По сути, творчество – это квинтэссенция одной из уникальных черт человеческого разума. На мой взгляд, есть четыре функции разума: познавать, потреблять, создавать и созидать. Они есть у всех людей, но в разных пропорциях. У одних может быть функция потреблять сильнее, чем у остальных. У меня, к примеру, как у творческой личности, познавать, создавать и созидать затмевает все остальное. Мы приходим к тому, что создание чего-то нового, творение предметов искусства, музыкальных произведений, – это одно из самых монументальных свидетельств величия человеческого разума. Высота разума и его качество - феномен нашей цивилизации. Всеми достижениями человечества мы обязаны уникальному свойству интеллекта. Наука и искусство – высочайшие проявления разума! Потому что только человек из всех ныне известных науке видов способен творить ради творения. И изучать ради того, чтобы изучить. Еще Бетховен говорил, что «только искусство и наука возвышают человека до Божества». То есть, искусство и наука делают человека человеком. Это ярчайшее воплощение его разума. А разум человека – это то, что отличает человека от животных. Именно благодаря способности своего разума человек смог создать сегодняшнюю цивилизацию.

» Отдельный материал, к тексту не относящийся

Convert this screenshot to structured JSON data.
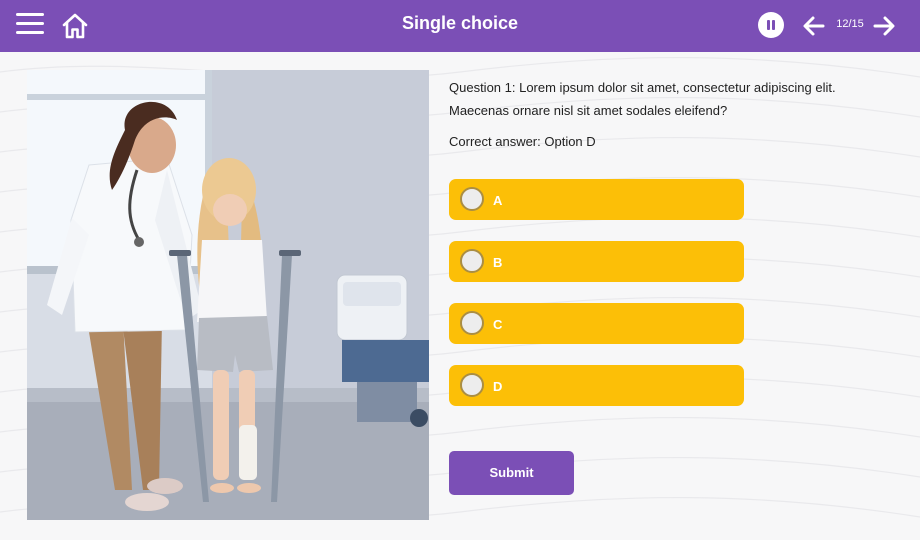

– Религия влияет на Ваши произведения? Есть ли в них духовный аспект?

– Я думаю, что тут лучше разделять слово «официальная религия» от духовных аспектов. Духовные аспекты, конечно, есть в моем творчестве, они тесно связаны с моим мировоззрением. Но я бы не стал их связывать с понятием «религия». Моя религия – это музыка и наука. Полагаю, что у каждого человека есть то, во что он верит.

– Есть ли у Вас кумиры? Кого из современных авангардных композиторов Вы цените? Какие композиторы Вам ближе: структуралисты или концептуалисты?

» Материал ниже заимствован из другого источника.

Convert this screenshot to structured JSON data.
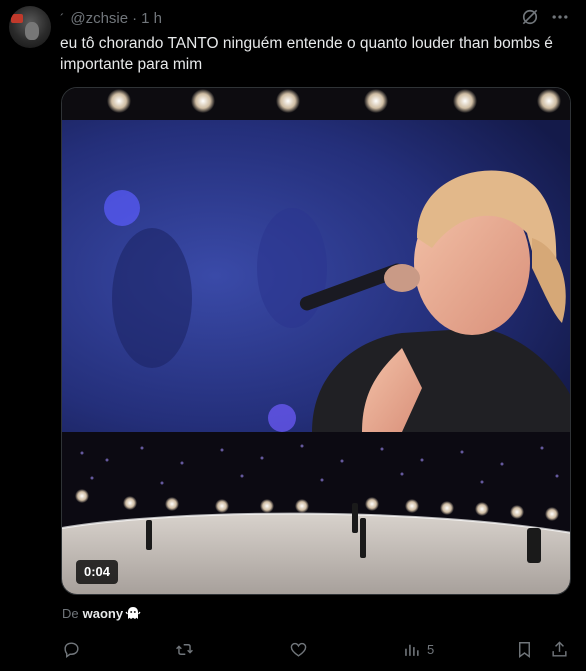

– Кумиров у меня много, чтобы называть одного. Я против фанатизма или слепого поклонения, восхищения. Но есть личности, которыми я восхищаюсь не просто так, а через анализ их творчества, и только тогда я начинаю понимать, что это действительно были гении. Если мне, человеку думающему, кто-то скажет вот появился гениальный композитор…

– …и что Вы предпримете?

– Прежде всего, мне надо будет прослушать его музыку, посмотреть его партитуры, прочитать его работы, и только тогда я смогу по-настоящему его оценить и признать. Но таких личностей было немало. Начиная с композиторов средневековья, как Перотин, Леонин, заканчивая нынешними мастерами и даже моими учителями. Например, когда мне было 10 лет, я наткнулся в интернете на запись фортепианного произведения Карлхайнца Штокхаузена, и оно перевернуло моё представление о сущности музыки и её эстетической красоты. Может, оно и послужило стартовым импульсом к моему увлечению авангардом.

Я могу дать два ответа на Ваш вопрос: у меня есть образ того Рахат-Би, кем я должен стать в будущем. То есть, принцип простой: я себя ни с кем не сравниваю, но я должен быть сегодня, лучше, чем вчера, а завтра, лучше, чем я сегодня.

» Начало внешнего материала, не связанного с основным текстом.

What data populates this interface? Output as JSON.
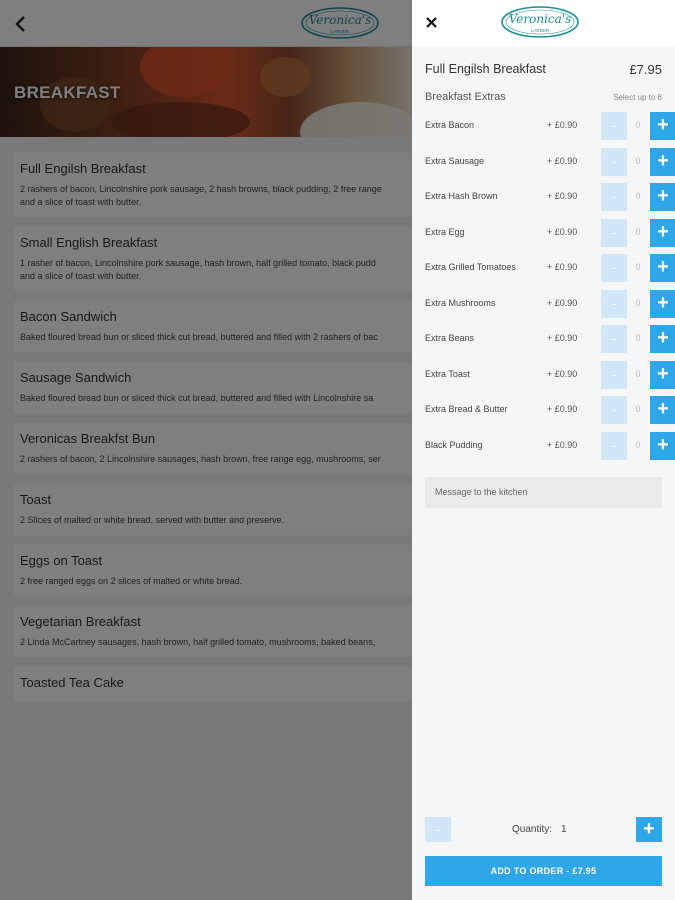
{
  "menu": {
    "logo": {
      "text_top": "Veronica's",
      "text_bottom": "LARDER",
      "color": "#1a8f9c"
    },
    "hero_title": "BREAKFAST",
    "items": [
      {
        "name": "Full Engilsh Breakfast",
        "desc": [
          "2 rashers of bacon, Lincolnshire pork sausage, 2 hash browns, black pudding, 2 free range",
          "and a slice of toast with butter."
        ]
      },
      {
        "name": "Small English Breakfast",
        "desc": [
          "1 rasher of bacon, Lincolnshire pork sausage, hash brown, half grilled tomato, black pudd",
          "and a slice of toast with butter."
        ]
      },
      {
        "name": "Bacon Sandwich",
        "desc": [
          "Baked floured bread bun or sliced thick cut bread, buttered and filled with 2 rashers of bac"
        ]
      },
      {
        "name": "Sausage Sandwich",
        "desc": [
          "Baked floured bread bun or sliced thick cut bread, buttered and filled with Lincolnshire sa"
        ]
      },
      {
        "name": "Veronicas Breakfst Bun",
        "desc": [
          "2 rashers of bacon, 2 Lincolnshire sausages, hash brown, free range egg, mushrooms, ser"
        ]
      },
      {
        "name": "Toast",
        "desc": [
          "2 Slices of malted or white bread, served with butter and preserve."
        ]
      },
      {
        "name": "Eggs on Toast",
        "desc": [
          "2 free ranged eggs on 2 slices of malted or white bread."
        ]
      },
      {
        "name": "Vegetarian Breakfast",
        "desc": [
          "2 Linda McCartney sausages, hash brown, half grilled tomato, mushrooms, baked beans, "
        ]
      },
      {
        "name": "Toasted Tea Cake",
        "desc": []
      }
    ]
  },
  "panel": {
    "item_name": "Full Engilsh Breakfast",
    "item_price": "£7.95",
    "extras_title": "Breakfast Extras",
    "extras_note": "Select up to 8",
    "extras": [
      {
        "name": "Extra Bacon",
        "price": "+ £0.90",
        "qty": "0"
      },
      {
        "name": "Extra Sausage",
        "price": "+ £0.90",
        "qty": "0"
      },
      {
        "name": "Extra Hash Brown",
        "price": "+ £0.90",
        "qty": "0"
      },
      {
        "name": "Extra Egg",
        "price": "+ £0.90",
        "qty": "0"
      },
      {
        "name": "Extra Grilled Tomatoes",
        "price": "+ £0.90",
        "qty": "0"
      },
      {
        "name": "Extra Mushrooms",
        "price": "+ £0.90",
        "qty": "0"
      },
      {
        "name": "Extra Beans",
        "price": "+ £0.90",
        "qty": "0"
      },
      {
        "name": "Extra Toast",
        "price": "+ £0.90",
        "qty": "0"
      },
      {
        "name": "Extra Bread & Butter",
        "price": "+ £0.90",
        "qty": "0"
      },
      {
        "name": "Black Pudding",
        "price": "+ £0.90",
        "qty": "0"
      }
    ],
    "minus_symbol": "-",
    "plus_symbol": "+",
    "message_placeholder": "Message to the kitchen",
    "quantity_label": "Quantity:",
    "quantity_value": "1",
    "add_button": "ADD TO ORDER  -  £7.95",
    "accent_color": "#2fa6e8",
    "disabled_color": "#cfe7f7"
  }
}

Вот вы сказали структуралисты, концептуалисты, здесь крайне важна точность определения терминологии. Зачастую непросто композитора отнести только к одному тому или иному течению. Надо отличать формальный язык композитора, formal language его партитур.



– Вы имеете в виду язык и идею творца?

– Да, как человек позиционирует себя или, как интерпретируют его творчество музыкальные исследователи и музыковеды. Потому что все эти термины, как ренессанс, барокко, классицизм, романтизм, современные течения искусства – модерн, и так далее, были даны только после этих эпох. Сами себя они не называли так. И музыка всегда была современной для своего времени. Просто так сложилось в искусствоведении, что музыку, которая была создана в начале XX века (после тональной революции), решили назвать современной. Но тут я бы добавил одну важную мысль. Я беседовал с философами Эдрианом Муром и Питером Макдональдом, профессорами Оксфорда и мы сошлись во мнении, что в музыке фактически невозможно разделить идею/концепцию от структуры. То есть, семантика теснейшим образом связана с синтаксисом. Они представляют себя воедино. В музыке невозможно разделять скелет от тела, потому что одно формирует другое, в самой тесной корреляции.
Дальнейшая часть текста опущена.